Così chiudono gli ospedali di Concordia e S.Felice, si tenta di chiudere da subito anche quello di Finale, ma la resistenza tenace dei finalesi e la posizione geografica oltremodo sfavorevole (un passaggio a livello che spesso bloccava le ambulanze anche 20 minuti tra Cividale e Mortizuolo), ottiene di conservare un presidio ospedaliero ridotto sì all’essenziale ma funzionante.

 Il dott. Pinelli Marino, direttore dell’Usl15 prevede anche tagli di bilancio, di personale e sugli appalti, con risparmi in pochi anni di 4 miliardi di lire, con i quali costruisce i primi due piani dei 5 previsti dell’ospedale di Mirandola.Così a Mirandola cresce l’ospedale, si vedono i primi due piani.
Nel 1994 comincia a prendere corpo il progetto del terzo piano nel quale si prevedeva di sistemare il reparto di nefrologia e dialisi, per i quali il dott. Veronesi  – ricordo – si era impegnato a donare tutta l’attrezzatura medico scientifica necessaria,  e si diceva che anche la Cassa di risparmio fosse pronta a sborsare ingenti finanziamenti. Il dott. Pinelli presenta quindi la richiesta di finanziamento alla Regione per l’allargamento del nostro ospedale al terzo piano.

Intanto, però, nuovo riordino della sanità con cancellando le USL e facendo nascere le AUSL provinciali. Il dott.

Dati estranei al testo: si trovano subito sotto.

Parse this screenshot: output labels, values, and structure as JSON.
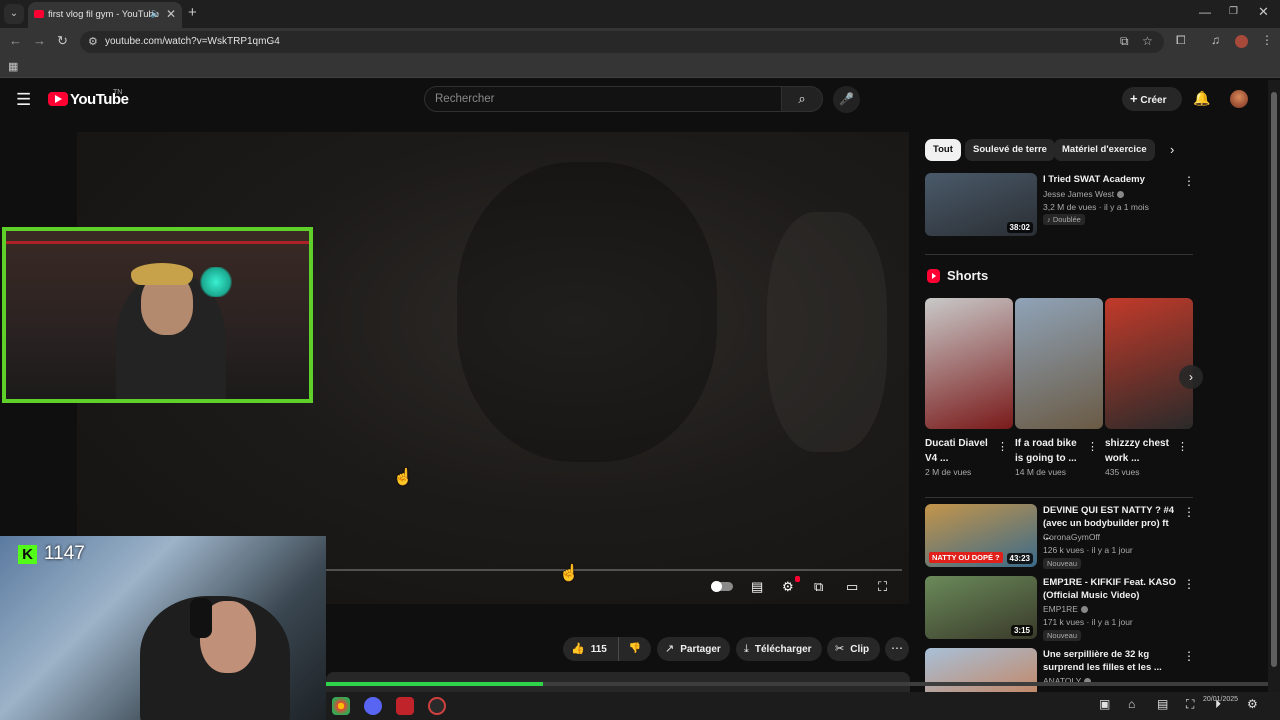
{
  "browser": {
    "tab_title": "first vlog fil gym - YouTube",
    "url": "youtube.com/watch?v=WskTRP1qmG4",
    "new_tab_symbol": "+",
    "tab_close_symbol": "✕"
  },
  "youtube": {
    "logo_text": "YouTube",
    "region": "TN",
    "search_placeholder": "Rechercher",
    "create_label": "Créer"
  },
  "player": {
    "progress_fraction": 0.29
  },
  "actions": {
    "like_count": "115",
    "share_label": "Partager",
    "download_label": "Télécharger",
    "clip_label": "Clip"
  },
  "chips": [
    "Tout",
    "Soulevé de terre",
    "Matériel d'exercice"
  ],
  "recommendations_top": [
    {
      "title": "I Tried SWAT Academy",
      "channel": "Jesse James West",
      "meta": "3,2 M de vues · il y a 1 mois",
      "badge": "Doublée",
      "duration": "38:02",
      "thumb_colors": [
        "#4a5a6a",
        "#2a2e33"
      ]
    }
  ],
  "shorts": {
    "title": "Shorts",
    "items": [
      {
        "title": "Ducati Diavel V4 ...",
        "views": "2 M de vues",
        "thumb_colors": [
          "#c9c9c9",
          "#7a1a1a"
        ]
      },
      {
        "title": "If a road bike is going to ...",
        "views": "14 M de vues",
        "thumb_colors": [
          "#8fa3b8",
          "#6a5a44"
        ]
      },
      {
        "title": "shizzzy chest work ...",
        "views": "435 vues",
        "thumb_colors": [
          "#c23a2a",
          "#2a2a2a"
        ]
      }
    ]
  },
  "recommendations": [
    {
      "title_line1": "DEVINE QUI EST NATTY ? #4",
      "title_line2": "(avec un bodybuilder pro) ft ...",
      "channel": "CoronaGymOff",
      "meta": "126 k vues · il y a 1 jour",
      "badge": "Nouveau",
      "duration": "43:23",
      "thumb_label": "NATTY OU DOPÉ ?",
      "thumb_colors": [
        "#c4954a",
        "#3a6a8a"
      ]
    },
    {
      "title_line1": "EMP1RE - KIFKIF Feat. KASO",
      "title_line2": "(Official Music Video)",
      "channel": "EMP1RE",
      "meta": "171 k vues · il y a 1 jour",
      "badge": "Nouveau",
      "duration": "3:15",
      "thumb_colors": [
        "#6a8a5a",
        "#3a3a2a"
      ]
    },
    {
      "title_line1": "Une serpillière de 32 kg",
      "title_line2": "surprend les filles et les ...",
      "channel": "ANATOLY",
      "thumb_colors": [
        "#a8c0d8",
        "#c2896a"
      ]
    }
  ],
  "stream": {
    "viewer_count": "1147",
    "kick_letter": "K",
    "watch_progress_fraction": 0.23
  },
  "taskbar": {
    "clock_date": "20/01/2025"
  },
  "colors": {
    "youtube_red": "#ff0033",
    "kick_green": "#53fc18",
    "webcam_border": "#5fd02a"
  }
}
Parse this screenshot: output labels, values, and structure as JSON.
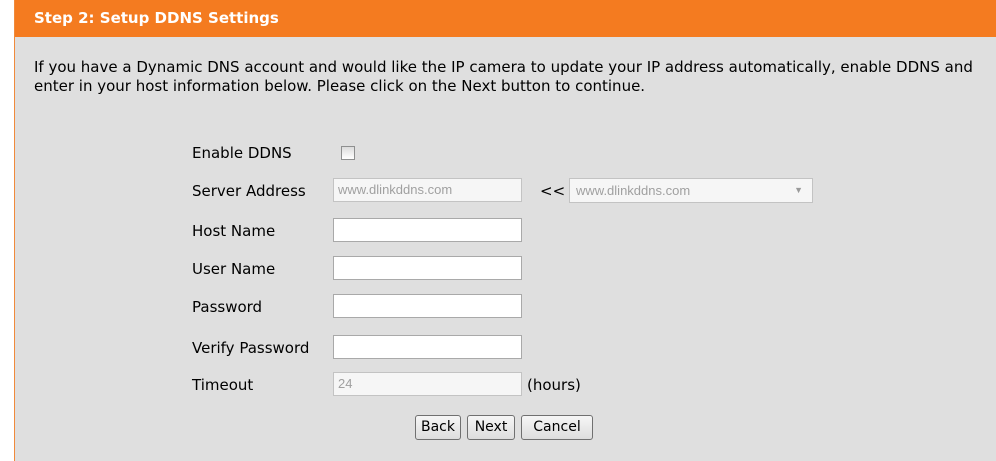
{
  "header": {
    "title": "Step 2: Setup DDNS Settings"
  },
  "description": "If you have a Dynamic DNS account and would like the IP camera to update your IP address automatically, enable DDNS and enter in your host information below. Please click on the Next button to continue.",
  "form": {
    "enable_ddns": {
      "label": "Enable DDNS",
      "checked": false
    },
    "server_address": {
      "label": "Server Address",
      "value": "www.dlinkddns.com",
      "arrows": "<<",
      "select_value": "www.dlinkddns.com"
    },
    "host_name": {
      "label": "Host Name",
      "value": ""
    },
    "user_name": {
      "label": "User Name",
      "value": ""
    },
    "password": {
      "label": "Password",
      "value": ""
    },
    "verify_password": {
      "label": "Verify Password",
      "value": ""
    },
    "timeout": {
      "label": "Timeout",
      "value": "24",
      "unit": "(hours)"
    }
  },
  "buttons": {
    "back": "Back",
    "next": "Next",
    "cancel": "Cancel"
  }
}
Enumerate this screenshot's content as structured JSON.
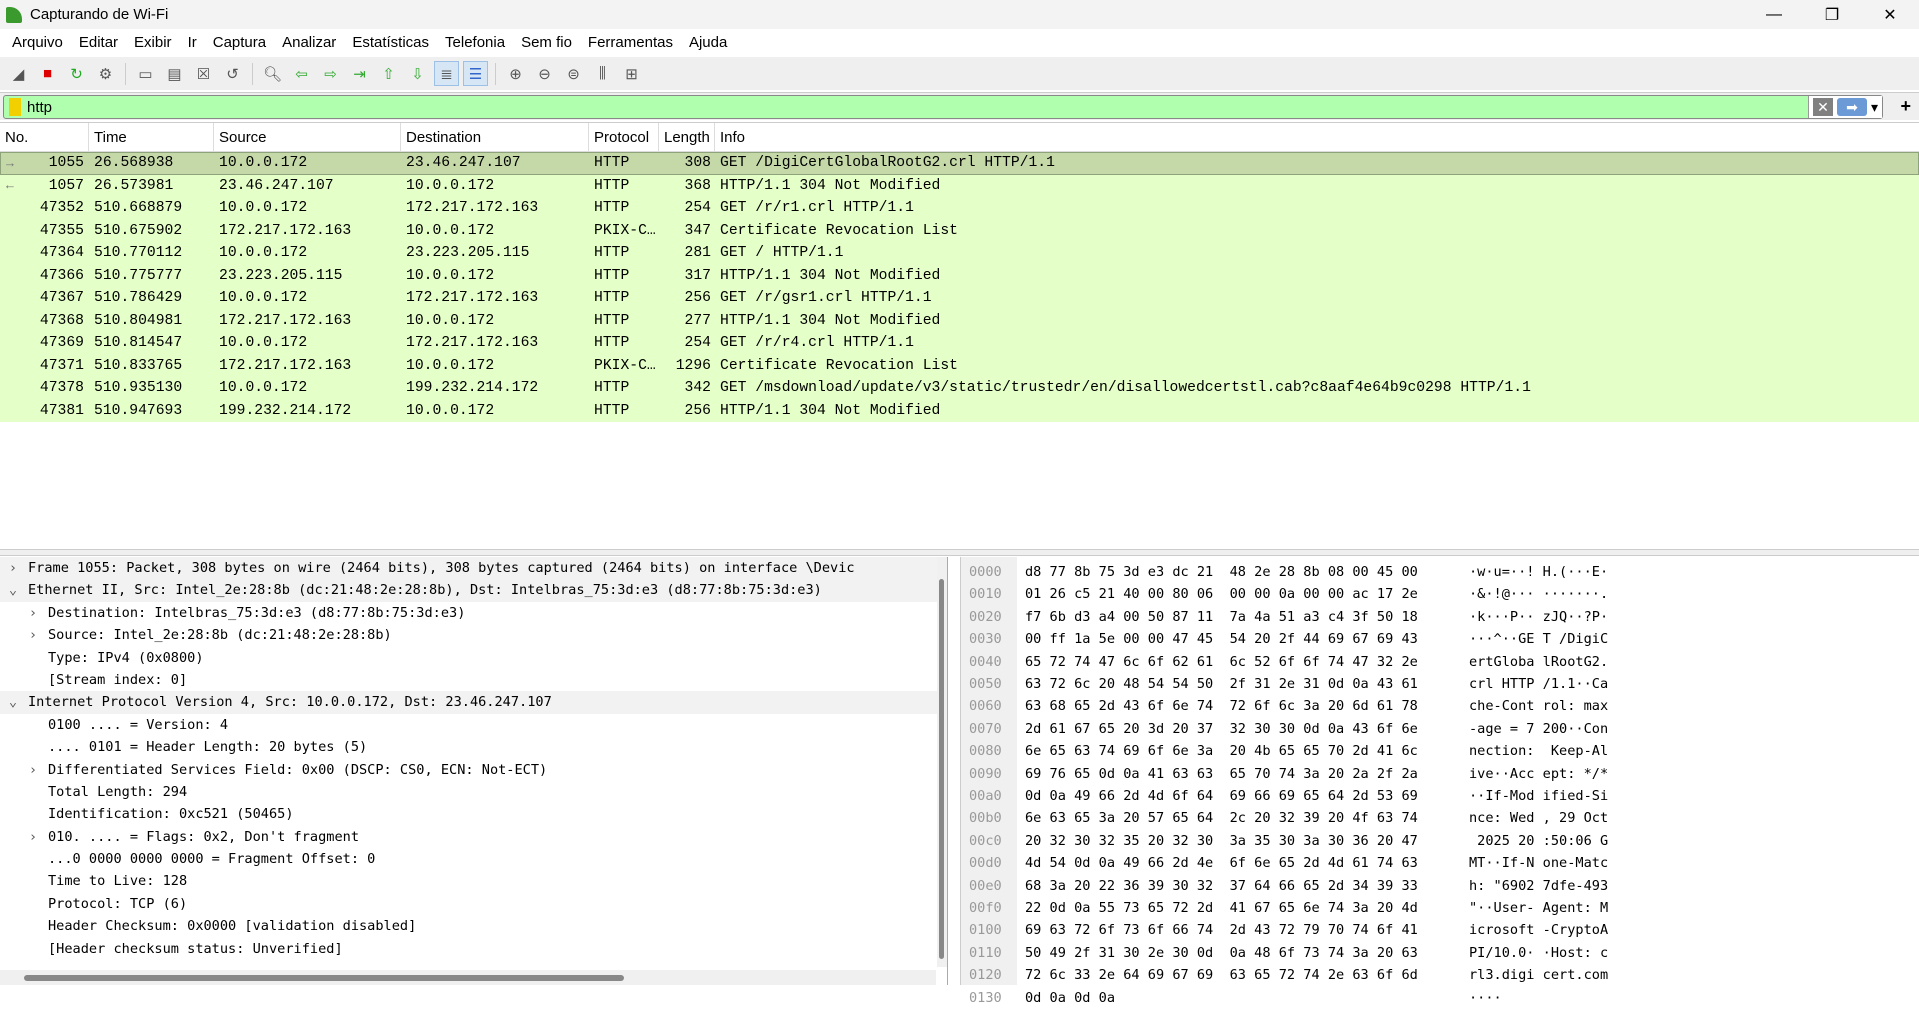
{
  "window": {
    "title": "Capturando de Wi-Fi",
    "minimize": "—",
    "restore": "❐",
    "close": "✕"
  },
  "menu": [
    "Arquivo",
    "Editar",
    "Exibir",
    "Ir",
    "Captura",
    "Analizar",
    "Estatísticas",
    "Telefonia",
    "Sem fio",
    "Ferramentas",
    "Ajuda"
  ],
  "toolbar_icons": [
    "start-capture-icon",
    "stop-capture-icon",
    "restart-capture-icon",
    "capture-options-icon",
    "open-file-icon",
    "save-file-icon",
    "close-file-icon",
    "reload-file-icon",
    "find-packet-icon",
    "go-back-icon",
    "go-forward-icon",
    "go-to-packet-icon",
    "first-packet-icon",
    "last-packet-icon",
    "autoscroll-icon",
    "colorize-icon",
    "zoom-in-icon",
    "zoom-out-icon",
    "normal-size-icon",
    "resize-columns-icon",
    "layout-icon"
  ],
  "filter": {
    "value": "http",
    "clear": "✕",
    "apply": "➡",
    "dropdown": "▾",
    "add": "+"
  },
  "packet_list": {
    "columns": [
      "No.",
      "Time",
      "Source",
      "Destination",
      "Protocol",
      "Length",
      "Info"
    ],
    "rows": [
      {
        "no": "1055",
        "time": "26.568938",
        "src": "10.0.0.172",
        "dst": "23.46.247.107",
        "proto": "HTTP",
        "len": "308",
        "info": "GET /DigiCertGlobalRootG2.crl HTTP/1.1",
        "selected": true,
        "mark": "→"
      },
      {
        "no": "1057",
        "time": "26.573981",
        "src": "23.46.247.107",
        "dst": "10.0.0.172",
        "proto": "HTTP",
        "len": "368",
        "info": "HTTP/1.1 304 Not Modified",
        "mark": "←"
      },
      {
        "no": "47352",
        "time": "510.668879",
        "src": "10.0.0.172",
        "dst": "172.217.172.163",
        "proto": "HTTP",
        "len": "254",
        "info": "GET /r/r1.crl HTTP/1.1"
      },
      {
        "no": "47355",
        "time": "510.675902",
        "src": "172.217.172.163",
        "dst": "10.0.0.172",
        "proto": "PKIX-C…",
        "len": "347",
        "info": "Certificate Revocation List"
      },
      {
        "no": "47364",
        "time": "510.770112",
        "src": "10.0.0.172",
        "dst": "23.223.205.115",
        "proto": "HTTP",
        "len": "281",
        "info": "GET / HTTP/1.1"
      },
      {
        "no": "47366",
        "time": "510.775777",
        "src": "23.223.205.115",
        "dst": "10.0.0.172",
        "proto": "HTTP",
        "len": "317",
        "info": "HTTP/1.1 304 Not Modified"
      },
      {
        "no": "47367",
        "time": "510.786429",
        "src": "10.0.0.172",
        "dst": "172.217.172.163",
        "proto": "HTTP",
        "len": "256",
        "info": "GET /r/gsr1.crl HTTP/1.1"
      },
      {
        "no": "47368",
        "time": "510.804981",
        "src": "172.217.172.163",
        "dst": "10.0.0.172",
        "proto": "HTTP",
        "len": "277",
        "info": "HTTP/1.1 304 Not Modified"
      },
      {
        "no": "47369",
        "time": "510.814547",
        "src": "10.0.0.172",
        "dst": "172.217.172.163",
        "proto": "HTTP",
        "len": "254",
        "info": "GET /r/r4.crl HTTP/1.1"
      },
      {
        "no": "47371",
        "time": "510.833765",
        "src": "172.217.172.163",
        "dst": "10.0.0.172",
        "proto": "PKIX-C…",
        "len": "1296",
        "info": "Certificate Revocation List"
      },
      {
        "no": "47378",
        "time": "510.935130",
        "src": "10.0.0.172",
        "dst": "199.232.214.172",
        "proto": "HTTP",
        "len": "342",
        "info": "GET /msdownload/update/v3/static/trustedr/en/disallowedcertstl.cab?c8aaf4e64b9c0298 HTTP/1.1"
      },
      {
        "no": "47381",
        "time": "510.947693",
        "src": "199.232.214.172",
        "dst": "10.0.0.172",
        "proto": "HTTP",
        "len": "256",
        "info": "HTTP/1.1 304 Not Modified"
      }
    ]
  },
  "details": [
    {
      "level": 0,
      "exp": ">",
      "text": "Frame 1055: Packet, 308 bytes on wire (2464 bits), 308 bytes captured (2464 bits) on interface \\Devic"
    },
    {
      "level": 0,
      "exp": "v",
      "text": "Ethernet II, Src: Intel_2e:28:8b (dc:21:48:2e:28:8b), Dst: Intelbras_75:3d:e3 (d8:77:8b:75:3d:e3)"
    },
    {
      "level": 1,
      "exp": ">",
      "text": "Destination: Intelbras_75:3d:e3 (d8:77:8b:75:3d:e3)"
    },
    {
      "level": 1,
      "exp": ">",
      "text": "Source: Intel_2e:28:8b (dc:21:48:2e:28:8b)"
    },
    {
      "level": 1,
      "exp": "",
      "text": "Type: IPv4 (0x0800)"
    },
    {
      "level": 1,
      "exp": "",
      "text": "[Stream index: 0]"
    },
    {
      "level": 0,
      "exp": "v",
      "text": "Internet Protocol Version 4, Src: 10.0.0.172, Dst: 23.46.247.107"
    },
    {
      "level": 1,
      "exp": "",
      "text": "0100 .... = Version: 4"
    },
    {
      "level": 1,
      "exp": "",
      "text": ".... 0101 = Header Length: 20 bytes (5)"
    },
    {
      "level": 1,
      "exp": ">",
      "text": "Differentiated Services Field: 0x00 (DSCP: CS0, ECN: Not-ECT)"
    },
    {
      "level": 1,
      "exp": "",
      "text": "Total Length: 294"
    },
    {
      "level": 1,
      "exp": "",
      "text": "Identification: 0xc521 (50465)"
    },
    {
      "level": 1,
      "exp": ">",
      "text": "010. .... = Flags: 0x2, Don't fragment"
    },
    {
      "level": 1,
      "exp": "",
      "text": "...0 0000 0000 0000 = Fragment Offset: 0"
    },
    {
      "level": 1,
      "exp": "",
      "text": "Time to Live: 128"
    },
    {
      "level": 1,
      "exp": "",
      "text": "Protocol: TCP (6)"
    },
    {
      "level": 1,
      "exp": "",
      "text": "Header Checksum: 0x0000 [validation disabled]"
    },
    {
      "level": 1,
      "exp": "",
      "text": "[Header checksum status: Unverified]"
    }
  ],
  "bytes": [
    [
      "0000",
      "d8 77 8b 75 3d e3 dc 21  48 2e 28 8b 08 00 45 00",
      "·w·u=··! H.(···E·"
    ],
    [
      "0010",
      "01 26 c5 21 40 00 80 06  00 00 0a 00 00 ac 17 2e",
      "·&·!@··· ·······."
    ],
    [
      "0020",
      "f7 6b d3 a4 00 50 87 11  7a 4a 51 a3 c4 3f 50 18",
      "·k···P·· zJQ··?P·"
    ],
    [
      "0030",
      "00 ff 1a 5e 00 00 47 45  54 20 2f 44 69 67 69 43",
      "···^··GE T /DigiC"
    ],
    [
      "0040",
      "65 72 74 47 6c 6f 62 61  6c 52 6f 6f 74 47 32 2e",
      "ertGloba lRootG2."
    ],
    [
      "0050",
      "63 72 6c 20 48 54 54 50  2f 31 2e 31 0d 0a 43 61",
      "crl HTTP /1.1··Ca"
    ],
    [
      "0060",
      "63 68 65 2d 43 6f 6e 74  72 6f 6c 3a 20 6d 61 78",
      "che-Cont rol: max"
    ],
    [
      "0070",
      "2d 61 67 65 20 3d 20 37  32 30 30 0d 0a 43 6f 6e",
      "-age = 7 200··Con"
    ],
    [
      "0080",
      "6e 65 63 74 69 6f 6e 3a  20 4b 65 65 70 2d 41 6c",
      "nection:  Keep-Al"
    ],
    [
      "0090",
      "69 76 65 0d 0a 41 63 63  65 70 74 3a 20 2a 2f 2a",
      "ive··Acc ept: */*"
    ],
    [
      "00a0",
      "0d 0a 49 66 2d 4d 6f 64  69 66 69 65 64 2d 53 69",
      "··If-Mod ified-Si"
    ],
    [
      "00b0",
      "6e 63 65 3a 20 57 65 64  2c 20 32 39 20 4f 63 74",
      "nce: Wed , 29 Oct"
    ],
    [
      "00c0",
      "20 32 30 32 35 20 32 30  3a 35 30 3a 30 36 20 47",
      " 2025 20 :50:06 G"
    ],
    [
      "00d0",
      "4d 54 0d 0a 49 66 2d 4e  6f 6e 65 2d 4d 61 74 63",
      "MT··If-N one-Matc"
    ],
    [
      "00e0",
      "68 3a 20 22 36 39 30 32  37 64 66 65 2d 34 39 33",
      "h: \"6902 7dfe-493"
    ],
    [
      "00f0",
      "22 0d 0a 55 73 65 72 2d  41 67 65 6e 74 3a 20 4d",
      "\"··User- Agent: M"
    ],
    [
      "0100",
      "69 63 72 6f 73 6f 66 74  2d 43 72 79 70 74 6f 41",
      "icrosoft -CryptoA"
    ],
    [
      "0110",
      "50 49 2f 31 30 2e 30 0d  0a 48 6f 73 74 3a 20 63",
      "PI/10.0· ·Host: c"
    ],
    [
      "0120",
      "72 6c 33 2e 64 69 67 69  63 65 72 74 2e 63 6f 6d",
      "rl3.digi cert.com"
    ],
    [
      "0130",
      "0d 0a 0d 0a",
      "····"
    ]
  ],
  "colors": {
    "row_bg": "#e4ffc7",
    "row_selected": "#c5d9a8",
    "filter_bg": "#afffaf"
  }
}
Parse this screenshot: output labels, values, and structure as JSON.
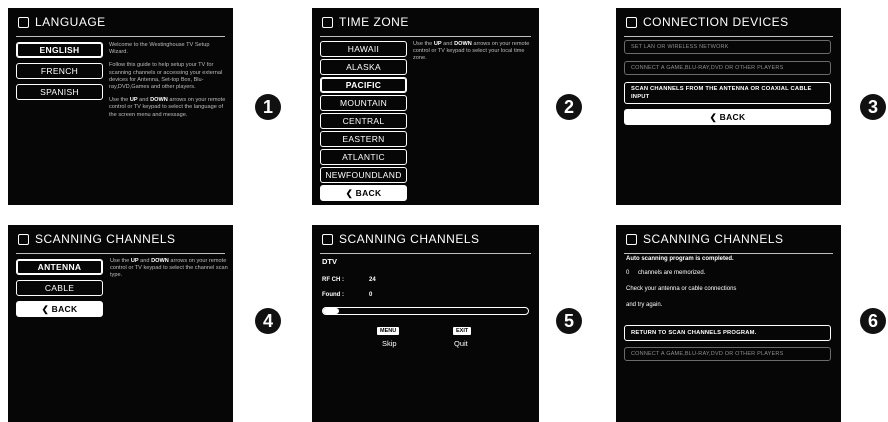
{
  "steps": [
    "1",
    "2",
    "3",
    "4",
    "5",
    "6"
  ],
  "screen1": {
    "title": "LANGUAGE",
    "options": [
      "ENGLISH",
      "FRENCH",
      "SPANISH"
    ],
    "desc_welcome": "Welcome to the  Westinghouse TV Setup Wizard.",
    "desc_guide": "Follow this guide to help setup your TV for scanning channels or accessing your external devices for Antenna, Set-top Box, Blu-ray,DVD,Games and other players.",
    "desc_use_a": "Use the ",
    "up": "UP",
    "and": " and ",
    "down": "DOWN",
    "desc_use_b": " arrows on your remote control or TV keypad to select the language of the screen menu and message."
  },
  "screen2": {
    "title": "TIME ZONE",
    "zones": [
      "HAWAII",
      "ALASKA",
      "PACIFIC",
      "MOUNTAIN",
      "CENTRAL",
      "EASTERN",
      "ATLANTIC",
      "NEWFOUNDLAND"
    ],
    "back": "BACK",
    "desc_a": "Use the ",
    "up": "UP",
    "and": " and ",
    "down": "DOWN",
    "desc_b": " arrows on your remote control or TV keypad to select your local time zone."
  },
  "screen3": {
    "title": "CONNECTION DEVICES",
    "rows": [
      "SET LAN OR WIRELESS NETWORK",
      "CONNECT A GAME,BLU-RAY,DVD OR OTHER PLAYERS"
    ],
    "highlight": "SCAN CHANNELS FROM THE ANTENNA OR COAXIAL CABLE INPUT",
    "back": "BACK"
  },
  "screen4": {
    "title": "SCANNING CHANNELS",
    "options": [
      "ANTENNA",
      "CABLE"
    ],
    "back": "BACK",
    "desc_a": "Use the ",
    "up": "UP",
    "and": " and ",
    "down": "DOWN",
    "desc_b": " arrows on your remote control or TV keypad to select the channel scan type."
  },
  "screen5": {
    "title": "SCANNING CHANNELS",
    "mode": "DTV",
    "rf_label": "RF CH :",
    "rf_value": "24",
    "found_label": "Found :",
    "found_value": "0",
    "progress": 0.08,
    "menu_key": "MENU",
    "menu_label": "Skip",
    "exit_key": "EXIT",
    "exit_label": "Quit"
  },
  "screen6": {
    "title": "SCANNING CHANNELS",
    "line1": "Auto scanning program is completed.",
    "line2_num": "0",
    "line2_text": "channels are memorized.",
    "line3": "Check your antenna or cable connections",
    "line4": "and try again.",
    "highlight": "RETURN TO SCAN CHANNELS PROGRAM.",
    "row": "CONNECT A GAME,BLU-RAY,DVD OR OTHER PLAYERS"
  }
}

Pinelli viene mandato a Bologna e poi a Parma,  l’USL 15 chiude e viene inserita nella nuova AUSL provinciale.
Del terzo piano dell’ospedale di Mirandola non si parla più.

Ma a Modena si comincia a progettare l’ospedale di Baggiovara e si prevedono le chiusure di ancora altri ospedali: Estense,  S.Agostino, Formigine, Sassuolo.

Solo Sassuolo, nonostante sia a pochi chilometri di distanza da Baggiovara, riesce a evitare la chiusura, e successivamente viene ceduto ai privati.

Arriva il terremoto

Il sisma del 2012 ha messo in piena evidenza il sovradimensionamento di Baggiovara rispetto al territorio, infatti i due ospedali di Mirandola e Carpi trasferiti quasi in toto, medici e pazienti a Baggiovara non hanno creato lì disagi tali da finire sui giornali .

Nel frattempo nuovo riassetto all’Ausl  di Modena, con la chiusura dell’ospedale di Finale e la riduzione dell’ospedale di Mirandola ad “ospedale di prossimità” con la concentrazione delle specialistiche tra Policlinico, Baggiovara, Sassuolo e Carpi.

Ma guardiamo geografia e viabilità della provincia: gli abitanti delle valli basse di S.Martino Spino e quelli dell’alta montagna di S.Anna Pelago sono costretti a percorrere 80-90 km prima di raggiungere un ospedale che non sia solo di prossimità.

E qui sorge spontanea la domanda: Perché anziché concentrare tutte le specialistiche nel raggio di 10-15 km tutte a ridosso della via Emilia già servita anche dalle strutture sanitarie di Bologna e Reggio, non si è pensato di distribuirle equamente sul territorio magari investendo a Pavullo ed a Mirandola per dare risposte eque sia agli abitanti dell’alta montagna che a quelli della bassa pianura?   A chi ha giovato l’investimento di denaro pubblico a Sassuolo per poi cederlo a privati?

Ora si apprende dai giornali che si stanno investendo 72 milioni di  euro al policlinico di Modena; 30 per abbattere la parte più obsoleta, 42 per ricostruirla…….  

La domanda sorge ancora una volta spontanea: perché prima di spendere tanto denaro pubblico non si prova ad ottimizzare al meglio le strutture di Baggiovara, magari spostandovi qualche reparto del policlinico e risparmiare, così da poter redistribuire i risparmi tra Pavullo e Mirandola trasformandoli di nuovo in ospedali di zona e non più di prossimità?”